Opioid-Related Truck Accidents

Commercial Fort Worth truck-related accidents are catastrophic on their own. Add in opioid use and this only exacerbates the problem. Beyond the immediate physical harm and potential loss of life, there’s high economic costs. These are the medical expenses, property damage, and insurance premiums. Opioid-related accidents will likely result in lengthy legal proceedings and severe penalties for the drivers and even the trucking companies involved.

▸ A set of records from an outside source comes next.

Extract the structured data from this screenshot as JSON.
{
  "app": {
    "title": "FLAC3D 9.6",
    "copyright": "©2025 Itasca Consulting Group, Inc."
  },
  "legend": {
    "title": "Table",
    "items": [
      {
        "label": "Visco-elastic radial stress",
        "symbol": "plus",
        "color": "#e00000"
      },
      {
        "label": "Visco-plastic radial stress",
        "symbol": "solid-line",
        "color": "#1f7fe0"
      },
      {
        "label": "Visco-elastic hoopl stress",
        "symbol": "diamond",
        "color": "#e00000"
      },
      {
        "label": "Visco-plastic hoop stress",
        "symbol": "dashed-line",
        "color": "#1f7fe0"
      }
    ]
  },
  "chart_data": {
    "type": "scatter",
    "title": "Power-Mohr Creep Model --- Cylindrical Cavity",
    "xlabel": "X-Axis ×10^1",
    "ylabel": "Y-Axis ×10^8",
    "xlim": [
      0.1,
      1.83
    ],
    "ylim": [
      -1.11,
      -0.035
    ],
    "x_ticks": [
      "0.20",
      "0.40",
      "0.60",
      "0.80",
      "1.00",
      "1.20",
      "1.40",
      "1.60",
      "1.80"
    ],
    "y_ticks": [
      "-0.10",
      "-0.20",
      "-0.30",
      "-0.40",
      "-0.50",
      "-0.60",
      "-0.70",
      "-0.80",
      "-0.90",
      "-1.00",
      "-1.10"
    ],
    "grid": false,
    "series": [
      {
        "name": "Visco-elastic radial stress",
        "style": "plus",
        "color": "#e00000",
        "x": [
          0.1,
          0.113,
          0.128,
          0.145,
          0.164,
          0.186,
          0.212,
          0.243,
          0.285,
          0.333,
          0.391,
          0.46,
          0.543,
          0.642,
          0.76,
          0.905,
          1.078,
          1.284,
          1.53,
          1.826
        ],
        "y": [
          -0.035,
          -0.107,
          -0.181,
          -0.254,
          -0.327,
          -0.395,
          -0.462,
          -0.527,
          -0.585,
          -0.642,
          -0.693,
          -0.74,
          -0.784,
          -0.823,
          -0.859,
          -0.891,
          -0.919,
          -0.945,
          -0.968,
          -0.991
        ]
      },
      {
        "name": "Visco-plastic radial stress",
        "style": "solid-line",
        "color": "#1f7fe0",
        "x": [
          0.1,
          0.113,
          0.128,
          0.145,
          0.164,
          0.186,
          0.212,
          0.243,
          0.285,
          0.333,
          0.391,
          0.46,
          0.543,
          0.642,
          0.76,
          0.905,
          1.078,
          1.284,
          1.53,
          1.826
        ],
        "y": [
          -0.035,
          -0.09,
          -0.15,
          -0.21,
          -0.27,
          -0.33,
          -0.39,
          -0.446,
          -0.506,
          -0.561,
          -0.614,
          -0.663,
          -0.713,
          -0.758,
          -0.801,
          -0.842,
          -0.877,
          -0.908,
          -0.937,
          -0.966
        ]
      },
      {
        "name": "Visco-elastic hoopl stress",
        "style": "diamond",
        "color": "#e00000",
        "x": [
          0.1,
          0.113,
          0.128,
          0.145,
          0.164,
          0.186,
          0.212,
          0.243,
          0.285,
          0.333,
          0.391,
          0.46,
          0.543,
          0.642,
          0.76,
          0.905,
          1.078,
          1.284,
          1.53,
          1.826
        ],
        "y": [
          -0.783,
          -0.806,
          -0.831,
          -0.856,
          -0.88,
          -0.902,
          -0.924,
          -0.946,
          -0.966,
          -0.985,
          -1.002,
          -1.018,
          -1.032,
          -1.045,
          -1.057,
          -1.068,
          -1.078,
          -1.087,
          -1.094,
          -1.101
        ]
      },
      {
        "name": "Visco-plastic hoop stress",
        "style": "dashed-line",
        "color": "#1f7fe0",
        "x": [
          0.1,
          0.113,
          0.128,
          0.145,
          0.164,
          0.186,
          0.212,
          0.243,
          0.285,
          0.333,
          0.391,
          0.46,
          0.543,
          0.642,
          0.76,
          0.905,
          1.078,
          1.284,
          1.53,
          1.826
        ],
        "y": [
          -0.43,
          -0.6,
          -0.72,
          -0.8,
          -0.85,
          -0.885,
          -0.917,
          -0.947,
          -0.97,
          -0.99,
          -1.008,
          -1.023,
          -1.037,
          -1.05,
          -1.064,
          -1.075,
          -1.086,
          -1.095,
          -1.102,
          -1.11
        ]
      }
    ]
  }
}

For the victims and their families it’s more than that. These accidents can be devastating. The emotional and financial toll of dealing with injuries, the loss of income, and sometimes death, is an overwhelming life change. Accidents like these raise questions about who’s responsible: the employers in the trucking industry who should ensure the safety and well-being of their drivers and others on the road, or the driver who decided to operate a truck weighing over a ton, impaired?

Preventative Measures and Solutions

It takes several measures to address this problem. The first step would be to strengthen the existing laws and regulations. Along with that, drivers need further education on how dangerous it is to drive these vehicles while impaired, whether from lack of sleep or the use of drugs, and improving the drug testing technology. Trucking companies should also consider providing support for truck drivers who are struggling with substance abuse. This would include access to treatment and rehab programs. Laws and regulations don’t fix the problem, but chipping away at the root cause of the problem will help solve the issue once and for all.


Opioid use while operating a commercial truck poses a significant risk to public safety. These trucks can weigh up to 80,000 pounds and require careful consideration to road conditions and other seemingly small changes on the road that can easily lead to an accident if the driver isn’t at peak performance. Stringent law enforcement and preventative measures are the only tools for mitigating the risks of drug-impaired driving and making the road safer. Increasing the safety of our roads is a group effort between the community, policymakers, and industry stakeholders, and the individual drivers.